Arsenal defender Leah Williamson will become the first England women’s footballer to address the United Nations when she speaks at the Sustainability Development Goals Summit in New York on Tuesday.
The 26-year-old, who captained the Lionesses to the European Championship title last summer, is set to speak about her visit to Za’atari in Jordan, the largest Syrian refugee camp in the world, as part of the Coaching for Life programme jointly run by Arsenal and Save the Children.
Williamson was forced to miss this summer’s World Cup, where the Lionesses finished runners-up, after rupturing her anterior cruciate ligament in April and was able to combine the recovery process with charitable work.
Arsenal and Save the Children’s Coaching for Life uses the power of football to build a sense of belonging and improve the physical and emotional wellbeing of children and their families affected by the Syrian war ❤️
Watch as Leah makes her first trip to the Za’atari camp 👇 pic.twitter.com/M1MhkM5Lw2
— Arsenal (@Arsenal) September 19, 2023
She told Arsenal’s club website: “Sport has the power to change lives – but it’s still not a level playing field for so many girls around the world.
“Football definitely changed my life.
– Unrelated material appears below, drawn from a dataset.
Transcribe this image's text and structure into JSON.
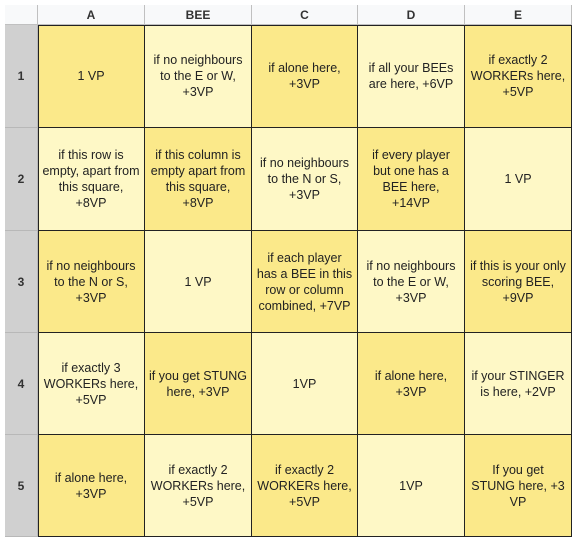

After visiting the Za’atari refugee camp, I’ve seen first-hand how our football programme, Coaching for Life, is helping the girls in the camp cope better with the challenges they face.
“Almost all women footballers will have a story about the challenges they faced taking up the game, but at least in countries like England and America we had a chance.
“In some countries, girls have social restrictions that limit their access to playing football and that has to change. ”
Coaching for Life was launched in 2018 with a mission to support the physical and mental wellbeing of children and families affected by the war in Syria.
Since then, the number of girls taking part has increased from a small minority to an even split between male and female graduates.
Williamson added: “At first, fathers in the camp were reluctant for their daughters to get involved – but then relented.
“They saw how their daughters became empowered. We are now moving towards a gender-transformative approach in the camp.
“This is key all around the world as well – to address deep-rooted stereotypes. We need to involve men and boys in the conversation about positive masculinity and the barriers women and girls face.”